The other type is simply ignorant and assume that anything run buy the government is wasteful and corrupt. They forget two things, first they are the government and need to become involved in its processes. Secondly private schools that want to take over public ones are doing so to make a profit from local taxes. Something has to give and it is always the quality of education in favor of corporate profits. Schools go from a zero over-head to at least a 20% that comes directly from tax money. Are we really here to support corporate profits over our children’s education?

ETpro's avatar

@Ron_C Correct on all counts.

SamandMax's avatar

Damn it always late to the party

I’m going to be a bore and just answer the simplified question instead of the details and nitty-gritty bits and pieces.

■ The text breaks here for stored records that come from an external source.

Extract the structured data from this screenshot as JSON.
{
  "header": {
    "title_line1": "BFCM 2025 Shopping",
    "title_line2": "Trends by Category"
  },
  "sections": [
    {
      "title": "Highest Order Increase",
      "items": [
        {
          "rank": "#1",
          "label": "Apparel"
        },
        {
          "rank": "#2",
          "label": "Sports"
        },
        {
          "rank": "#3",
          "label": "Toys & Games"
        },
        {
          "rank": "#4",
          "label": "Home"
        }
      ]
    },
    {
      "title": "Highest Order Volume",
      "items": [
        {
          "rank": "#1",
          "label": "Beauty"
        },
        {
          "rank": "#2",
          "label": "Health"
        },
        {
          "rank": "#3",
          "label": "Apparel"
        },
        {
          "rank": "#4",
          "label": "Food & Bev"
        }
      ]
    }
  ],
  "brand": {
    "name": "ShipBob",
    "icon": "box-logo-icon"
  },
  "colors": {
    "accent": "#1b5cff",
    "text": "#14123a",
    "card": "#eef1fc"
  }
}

Would I salute a Corporate CEO for making $5 million stealing school children’s lunch money?

Salutes. There’s nothing more profound in non-verbal communication than a salute. Be it military style, or a single finger, it beats the heck out of saying words sometimes doesn’t it? I would not salute the aforementioned corporate CEO, the only effective form of communication for that sort of individual would be a punch in the face.
Primitive maybe, definitely barbaric, but effective.